Hedged

126 tests, zero warnings, Dialyzer + Credo strict clean.

Hedged requests for Elixir — fire a backup request after a delay, take whichever finishes first, cancel the rest. A tail-latency optimization with adaptive delay tuning.

Why hedged requests?

A single slow backend call can dominate your p99. Retries help with failures, but they don't help when the server is just slow. Hedged requests solve this by racing a backup against the original — your latency becomes the minimum of two attempts, not the maximum.

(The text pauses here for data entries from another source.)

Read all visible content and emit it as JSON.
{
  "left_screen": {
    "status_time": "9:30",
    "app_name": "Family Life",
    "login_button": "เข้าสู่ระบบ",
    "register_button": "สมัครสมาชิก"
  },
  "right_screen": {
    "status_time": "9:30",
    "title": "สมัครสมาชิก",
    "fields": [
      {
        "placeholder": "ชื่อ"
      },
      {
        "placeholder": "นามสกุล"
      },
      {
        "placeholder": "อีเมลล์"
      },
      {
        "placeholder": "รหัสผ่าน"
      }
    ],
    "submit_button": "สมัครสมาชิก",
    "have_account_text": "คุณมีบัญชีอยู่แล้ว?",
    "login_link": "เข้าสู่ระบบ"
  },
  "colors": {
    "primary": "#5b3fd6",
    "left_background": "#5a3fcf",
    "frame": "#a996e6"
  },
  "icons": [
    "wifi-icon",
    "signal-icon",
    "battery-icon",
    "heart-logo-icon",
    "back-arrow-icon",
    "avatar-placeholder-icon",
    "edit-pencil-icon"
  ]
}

Google's "Tail at Scale" paper showed that issuing a redundant request after a brief delay can reduce p99 latency by up to 50% while adding only ~5% extra load.

No existing Elixir library does this. Go has cristalhq/hedgedhttp (HTTP-only) and gRPC has built-in hedging. We built a generic, composable version for any Elixir function.

Hedging vs retries

	Retries	Hedging
Trigger	Failure	Timeout (slow response)
Concurrent requests	No (sequential)	Yes (parallel)
Solves	Transient errors	Tail latency
Extra load	Only on failure	~5-10% steady state
Latency impact	Additive (delay + retry)	Subtractive (min of two)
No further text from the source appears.